Kavala, bu oturuma kadar hakkındaki Avrupa İnsan Hakları Mahkemesi (AİHM) kararı gereğince tahliye edilmezse Komite’nin Türkiye hakkında yaptırım prosedürüne başlaması öngörülüyor.
Diken’den Canan Coşkun, Türkiye’nin insan hakları karnesiyle ilgili önemli gelişmelere sahne olan Kavala ve HDP’nin eski eş başkanı Selahattin Demirtaş’ın AİHM başvuruları, başvuruların sonuçlarını ve olası yaptırımların ne olacağını Anayasa Mahkemesi ve AİHM’e bireysel başvuru hukuku üzerine uzmanlaşmış insan hakları hukukçusu Benan Molu’yla konuştu.
Osman Kavala ve Selahattin Demirtaş hakkında AİHM, Avrupa İnsan Hakları Sözleşmesi’nin (AİHS) 18’inci maddesinin ihlal edildiğini tespit etti. Bu maddenin ihlal edilmesinin ne anlama geldiğini açıklar mısınız?
18’inci madde meselesi aslında AİHS’te yer alan hak ve özgürlüklerin yine sözleşmede öngörülen amaçlar dışında sınırlandırılmasını yasaklayan bir madde. Sınırlandırma ekonomik veya siyasi sebeplerle olabilir. Sınırlandırmanın ağırlıklı bir kısmı tutuklamayla, yani özgürlük ve güvenlik hakkıyla bağlantılı olarak ileri sürülüyor.

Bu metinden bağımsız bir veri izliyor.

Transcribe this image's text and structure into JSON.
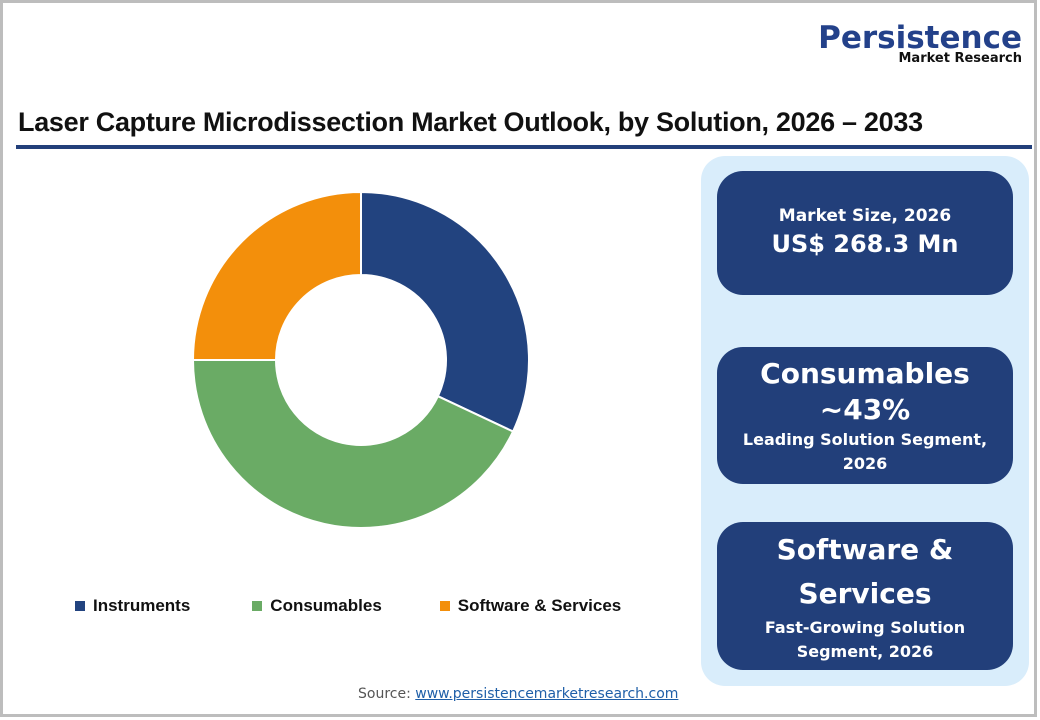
{
  "logo": {
    "main": "Persistence",
    "sub": "Market Research"
  },
  "title": "Laser Capture Microdissection Market Outlook, by Solution, 2026 – 2033",
  "legend": [
    {
      "label": "Instruments",
      "color": "#22437f"
    },
    {
      "label": "Consumables",
      "color": "#6aab65"
    },
    {
      "label": "Software & Services",
      "color": "#f38f0b"
    }
  ],
  "cards": {
    "market_size": {
      "label": "Market Size, 2026",
      "value": "US$ 268.3 Mn"
    },
    "leading": {
      "name": "Consumables",
      "share": "~43%",
      "caption": "Leading Solution Segment, 2026"
    },
    "fastest": {
      "name": "Software & Services",
      "caption": "Fast-Growing Solution Segment, 2026"
    }
  },
  "source": {
    "label": "Source:",
    "link": "www.persistencemarketresearch.com"
  },
  "chart_data": {
    "type": "pie",
    "variant": "donut",
    "title": "Laser Capture Microdissection Market Outlook, by Solution, 2026 – 2033",
    "categories": [
      "Instruments",
      "Consumables",
      "Software & Services"
    ],
    "values": [
      32,
      43,
      25
    ],
    "unit": "%",
    "colors": [
      "#22437f",
      "#6aab65",
      "#f38f0b"
    ],
    "start_angle_deg": 0,
    "direction": "clockwise",
    "legend_position": "bottom"
  }
}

’18’inci madde ağır tespit’
Özgürlük ve güvenlik hakkı, ifade özgürlüğü hakkı, işkence yasağıyla ilgili yüzlerce karar olmasına rağmen 18’inci madde yönünden ihlal kararı sayısı sadece 21. Çünkü mahkemenin 18’inci madde ihlali başvurularında ağır bir ispat standardı var. Uluslararası teamül gereği bir devletin hep iyi niyetli hareket edeceği varsayımı üzerinden gidiliyor. Oysa 18’inci madde ihlali, bir devletin taahhüt ettiğinin aksine kötü niyetli hareket ettiğini, sözleşme sistemini bilerek ve isteyerek, kasıtlı bir şekilde kötü niyetle bertaraf etmeye çalıştığını gösteriyor. Bu çok ağır bir tespit. 18’inci madde yönünden ihlal kararları bu yüzden bu kadar nadir. Bunun yanı sıra ağır sonuçları ve yaptırımları var.
Gürcistan, Moldova, Azerbaycan, Rusya, Ukrayna, Bulgaristan ve Türkiye 18’inci maddeyi ihlal eden ülkeler. Azerbaycan, mahkeme tarihinde verilen toplam 21 karardan 10’unu elinde bulunduruyor. Azerbaycan’da kararların uygulanmaması çok yaygın bir sorun.
Kararlar uygulanmazsa nasıl bir yol izleniyor?
Mahkeme, bir kişiyle ilgili 18’inci madde yönünden ihlal kararı verdiği zaman konu Bakanlar Komitesi’nin önüne gidiyor ve orada bu konu iki biçimde ele alınıyor. Biri bireysel önlem, biri genel önlem. Bireysel önlemler genellikle başvurucuların serbest kalması ve mahkemenin hükmettiği tazminatın ödenip ödenmediğiyle ilgili. Genel önlemler ise başvurucuya da aşan, özellikle ülkedeki yargı bağımsızlığı ve tarafsızlığının sağlanmasına yönelik.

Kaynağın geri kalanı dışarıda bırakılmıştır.